Written by Rick Davis with music and lyrics by Susan Burgess, “The Emperor’s New Clothes” is “one of our favorite shows,” she said.
The animated version will have some differences from the stage play, and Feldman said she’s excited to see how it will turn out. She’s still working with the artist and videographer to get the production together.
Austin Rhodes is one of the featured actors in the production.
“While I most definitely mourn the loss of our planned live production of ‘Emperor’ this season, we are excited to know our work on this animated production will live forever online. The enthusiastic feedback we get from our live audiences is priceless, but our consolation is knowing our voices and illustrated creations will continue to entertain children for many, many years to come,” he said in a text message.
This is the second feature with illustrations that the organization has done.
Storyland’s core audience is comprised of schoolchildren who attend performances as part of field trips. The last time the group took the stage for a live show was in January 2020. The group was in the middle of rehearsals for “Beauty and the Beast” when COVID-19 forced it to shut down.

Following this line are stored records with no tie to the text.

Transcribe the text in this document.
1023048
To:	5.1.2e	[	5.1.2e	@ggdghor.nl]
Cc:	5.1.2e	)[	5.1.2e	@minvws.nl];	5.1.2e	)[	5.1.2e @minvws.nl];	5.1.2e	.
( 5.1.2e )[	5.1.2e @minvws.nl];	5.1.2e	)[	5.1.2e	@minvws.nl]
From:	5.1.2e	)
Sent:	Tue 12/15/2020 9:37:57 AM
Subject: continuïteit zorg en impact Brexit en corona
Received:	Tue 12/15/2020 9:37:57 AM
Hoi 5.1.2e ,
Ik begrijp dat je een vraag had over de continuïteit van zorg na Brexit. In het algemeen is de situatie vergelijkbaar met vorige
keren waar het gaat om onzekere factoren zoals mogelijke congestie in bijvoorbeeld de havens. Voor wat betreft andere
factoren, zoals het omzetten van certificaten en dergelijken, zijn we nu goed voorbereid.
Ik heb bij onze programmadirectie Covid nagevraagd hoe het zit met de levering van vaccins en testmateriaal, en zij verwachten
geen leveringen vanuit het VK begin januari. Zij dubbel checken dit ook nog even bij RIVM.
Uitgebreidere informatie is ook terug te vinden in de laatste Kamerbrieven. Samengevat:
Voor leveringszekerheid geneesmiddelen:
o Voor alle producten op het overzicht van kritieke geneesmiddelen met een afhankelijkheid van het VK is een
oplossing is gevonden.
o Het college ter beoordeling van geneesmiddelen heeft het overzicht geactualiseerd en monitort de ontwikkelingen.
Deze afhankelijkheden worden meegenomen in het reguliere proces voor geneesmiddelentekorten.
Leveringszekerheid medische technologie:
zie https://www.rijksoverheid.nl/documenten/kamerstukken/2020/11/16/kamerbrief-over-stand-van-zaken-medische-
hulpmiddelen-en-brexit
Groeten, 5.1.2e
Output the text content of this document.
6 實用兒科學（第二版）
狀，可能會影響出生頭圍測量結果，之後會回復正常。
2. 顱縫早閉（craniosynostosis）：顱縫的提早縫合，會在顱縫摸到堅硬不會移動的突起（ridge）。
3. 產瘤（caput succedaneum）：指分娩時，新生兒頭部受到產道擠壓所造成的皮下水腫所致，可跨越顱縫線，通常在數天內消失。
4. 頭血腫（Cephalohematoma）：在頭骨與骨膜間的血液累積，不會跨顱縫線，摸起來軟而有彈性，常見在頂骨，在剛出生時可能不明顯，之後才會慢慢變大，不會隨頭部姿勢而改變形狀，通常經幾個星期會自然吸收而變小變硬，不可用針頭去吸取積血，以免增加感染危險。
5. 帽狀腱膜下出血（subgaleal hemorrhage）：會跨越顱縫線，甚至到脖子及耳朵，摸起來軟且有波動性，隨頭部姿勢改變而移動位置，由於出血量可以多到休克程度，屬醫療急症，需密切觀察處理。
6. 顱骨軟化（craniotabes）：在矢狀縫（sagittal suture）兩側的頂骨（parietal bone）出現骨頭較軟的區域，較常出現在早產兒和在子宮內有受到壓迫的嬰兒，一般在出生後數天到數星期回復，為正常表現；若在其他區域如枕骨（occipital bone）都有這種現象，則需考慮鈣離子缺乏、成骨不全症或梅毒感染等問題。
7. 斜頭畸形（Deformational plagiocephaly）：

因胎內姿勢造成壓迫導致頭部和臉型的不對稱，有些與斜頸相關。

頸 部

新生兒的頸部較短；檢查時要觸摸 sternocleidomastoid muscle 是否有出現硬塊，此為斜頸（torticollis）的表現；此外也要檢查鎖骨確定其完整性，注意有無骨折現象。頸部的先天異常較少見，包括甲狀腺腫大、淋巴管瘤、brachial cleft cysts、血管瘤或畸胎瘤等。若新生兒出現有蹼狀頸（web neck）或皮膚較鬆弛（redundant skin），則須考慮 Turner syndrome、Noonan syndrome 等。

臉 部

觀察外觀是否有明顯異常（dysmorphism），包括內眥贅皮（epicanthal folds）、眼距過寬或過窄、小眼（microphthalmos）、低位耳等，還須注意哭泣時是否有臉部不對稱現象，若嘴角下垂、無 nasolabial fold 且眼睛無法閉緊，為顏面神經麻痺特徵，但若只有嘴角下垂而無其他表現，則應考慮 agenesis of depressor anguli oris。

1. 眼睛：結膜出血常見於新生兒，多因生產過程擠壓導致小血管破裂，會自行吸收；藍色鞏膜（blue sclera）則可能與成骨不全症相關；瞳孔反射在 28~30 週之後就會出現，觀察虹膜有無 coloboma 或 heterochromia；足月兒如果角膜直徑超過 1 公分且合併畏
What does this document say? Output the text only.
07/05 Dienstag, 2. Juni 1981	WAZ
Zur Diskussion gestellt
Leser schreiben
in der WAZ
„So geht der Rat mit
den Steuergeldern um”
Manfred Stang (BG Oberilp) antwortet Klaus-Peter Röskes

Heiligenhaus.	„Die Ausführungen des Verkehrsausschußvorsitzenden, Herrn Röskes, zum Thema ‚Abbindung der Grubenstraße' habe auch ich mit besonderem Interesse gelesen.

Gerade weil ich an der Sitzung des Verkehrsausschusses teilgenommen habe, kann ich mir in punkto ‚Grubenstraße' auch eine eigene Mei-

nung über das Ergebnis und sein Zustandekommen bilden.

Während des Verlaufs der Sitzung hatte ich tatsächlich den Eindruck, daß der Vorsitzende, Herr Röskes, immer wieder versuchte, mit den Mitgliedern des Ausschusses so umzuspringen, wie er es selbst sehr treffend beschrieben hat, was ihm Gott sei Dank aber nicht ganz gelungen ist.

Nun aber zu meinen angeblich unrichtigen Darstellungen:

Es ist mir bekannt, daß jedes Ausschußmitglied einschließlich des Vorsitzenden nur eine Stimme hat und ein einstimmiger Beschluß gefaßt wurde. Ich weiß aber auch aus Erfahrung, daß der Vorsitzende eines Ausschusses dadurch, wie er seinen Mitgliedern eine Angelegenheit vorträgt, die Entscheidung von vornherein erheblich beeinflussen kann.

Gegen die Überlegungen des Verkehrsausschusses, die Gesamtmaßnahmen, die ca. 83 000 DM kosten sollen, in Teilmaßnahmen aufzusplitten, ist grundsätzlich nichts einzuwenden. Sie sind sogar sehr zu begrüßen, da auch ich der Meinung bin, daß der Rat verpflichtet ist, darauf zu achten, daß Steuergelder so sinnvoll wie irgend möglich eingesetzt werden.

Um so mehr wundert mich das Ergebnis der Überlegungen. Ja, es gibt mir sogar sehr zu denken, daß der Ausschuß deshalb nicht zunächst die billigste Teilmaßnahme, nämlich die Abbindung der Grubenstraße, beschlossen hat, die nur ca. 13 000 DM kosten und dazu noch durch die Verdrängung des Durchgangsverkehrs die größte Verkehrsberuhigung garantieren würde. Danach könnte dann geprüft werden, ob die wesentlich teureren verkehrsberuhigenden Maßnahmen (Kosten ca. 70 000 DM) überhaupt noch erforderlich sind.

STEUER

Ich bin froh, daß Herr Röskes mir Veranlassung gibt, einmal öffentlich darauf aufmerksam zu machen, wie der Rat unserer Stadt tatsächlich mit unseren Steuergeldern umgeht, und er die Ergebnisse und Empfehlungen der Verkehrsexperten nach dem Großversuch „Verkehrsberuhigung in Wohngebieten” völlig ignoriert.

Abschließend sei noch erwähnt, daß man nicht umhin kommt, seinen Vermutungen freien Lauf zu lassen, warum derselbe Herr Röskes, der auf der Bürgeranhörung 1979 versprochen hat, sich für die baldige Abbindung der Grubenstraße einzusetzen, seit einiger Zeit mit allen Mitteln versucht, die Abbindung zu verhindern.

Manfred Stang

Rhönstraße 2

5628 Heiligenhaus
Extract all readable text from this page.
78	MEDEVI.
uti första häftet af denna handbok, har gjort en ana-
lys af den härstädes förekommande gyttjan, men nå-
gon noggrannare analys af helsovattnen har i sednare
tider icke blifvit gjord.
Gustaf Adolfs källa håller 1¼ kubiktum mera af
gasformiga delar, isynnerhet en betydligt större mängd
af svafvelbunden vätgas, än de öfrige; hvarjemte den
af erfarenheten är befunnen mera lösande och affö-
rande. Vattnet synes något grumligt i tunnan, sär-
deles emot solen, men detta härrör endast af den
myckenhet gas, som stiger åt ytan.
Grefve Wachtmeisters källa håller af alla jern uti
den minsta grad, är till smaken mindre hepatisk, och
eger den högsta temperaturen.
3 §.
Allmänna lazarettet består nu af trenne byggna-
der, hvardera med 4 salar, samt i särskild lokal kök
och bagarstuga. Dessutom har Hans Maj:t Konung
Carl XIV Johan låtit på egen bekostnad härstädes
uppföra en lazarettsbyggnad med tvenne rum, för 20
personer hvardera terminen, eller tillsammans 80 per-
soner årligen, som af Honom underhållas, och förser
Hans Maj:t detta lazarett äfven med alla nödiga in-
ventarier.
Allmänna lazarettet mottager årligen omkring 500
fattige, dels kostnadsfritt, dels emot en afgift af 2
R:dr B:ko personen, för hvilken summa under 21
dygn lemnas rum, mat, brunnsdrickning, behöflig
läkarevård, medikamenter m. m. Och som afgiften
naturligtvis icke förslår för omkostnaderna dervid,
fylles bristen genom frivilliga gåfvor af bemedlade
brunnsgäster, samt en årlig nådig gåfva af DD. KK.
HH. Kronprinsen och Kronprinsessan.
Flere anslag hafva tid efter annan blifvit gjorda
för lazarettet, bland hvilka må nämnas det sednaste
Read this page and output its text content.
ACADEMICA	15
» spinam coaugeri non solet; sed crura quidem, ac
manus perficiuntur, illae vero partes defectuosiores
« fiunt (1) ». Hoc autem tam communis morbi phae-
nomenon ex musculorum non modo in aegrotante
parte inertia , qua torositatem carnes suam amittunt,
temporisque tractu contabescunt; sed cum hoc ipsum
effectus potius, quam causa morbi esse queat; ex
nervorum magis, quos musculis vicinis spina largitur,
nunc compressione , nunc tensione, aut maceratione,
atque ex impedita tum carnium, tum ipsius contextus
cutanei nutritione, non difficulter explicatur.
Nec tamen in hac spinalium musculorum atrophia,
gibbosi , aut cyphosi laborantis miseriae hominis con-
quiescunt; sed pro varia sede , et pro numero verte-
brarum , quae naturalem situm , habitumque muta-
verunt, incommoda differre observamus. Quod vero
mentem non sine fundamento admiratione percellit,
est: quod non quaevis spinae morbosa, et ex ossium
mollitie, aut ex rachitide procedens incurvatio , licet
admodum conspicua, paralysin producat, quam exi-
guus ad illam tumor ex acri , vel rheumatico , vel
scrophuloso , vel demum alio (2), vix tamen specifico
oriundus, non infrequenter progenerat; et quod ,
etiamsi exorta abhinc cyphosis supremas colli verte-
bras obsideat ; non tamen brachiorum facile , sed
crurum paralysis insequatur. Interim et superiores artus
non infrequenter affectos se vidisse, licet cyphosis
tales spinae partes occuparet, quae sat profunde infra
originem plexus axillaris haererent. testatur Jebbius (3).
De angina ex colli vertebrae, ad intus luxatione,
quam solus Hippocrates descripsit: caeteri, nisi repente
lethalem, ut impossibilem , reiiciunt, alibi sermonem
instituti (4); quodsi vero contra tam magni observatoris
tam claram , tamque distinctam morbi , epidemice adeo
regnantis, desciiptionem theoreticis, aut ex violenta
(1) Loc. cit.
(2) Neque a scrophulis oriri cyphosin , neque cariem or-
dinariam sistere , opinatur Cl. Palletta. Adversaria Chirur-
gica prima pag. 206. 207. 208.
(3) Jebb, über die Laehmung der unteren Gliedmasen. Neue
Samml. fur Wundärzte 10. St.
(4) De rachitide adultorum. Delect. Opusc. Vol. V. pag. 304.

To keep audiences engaged during the 2020-2021 school year, the organization released two videotaped productions on YouTube: “Cinderella” and “Jack and the Beanstalk.” In April, Storyland released “Humphrey Clinker Gets His Wish,” a mix of illustrations, music and voice acting.
Feldman said more than 6,000 schoolchildren viewed “Humphrey Clinker Gets His Wish” to great reviews. The organization also provided teachers with lesson plans according to Georgia and South Carolina standards and coloring pages to tie the production into their curriculum, as well as giving the children the experience of taking a field trip without ever leaving the classroom.
“The kids loved it,” she said.
Feldman said she’s hopeful to return to the stage in March 2022 with the production of “Beauty and the Beast” that was interrupted in 2020.
In a typical season, Storyland performs for more than 20,000 schoolchildren. The non-profit organization offers tickets at a nominal fee giving free admission to military family members and discounts to disadvantaged students. The non-profit relies on grants and donations, she said.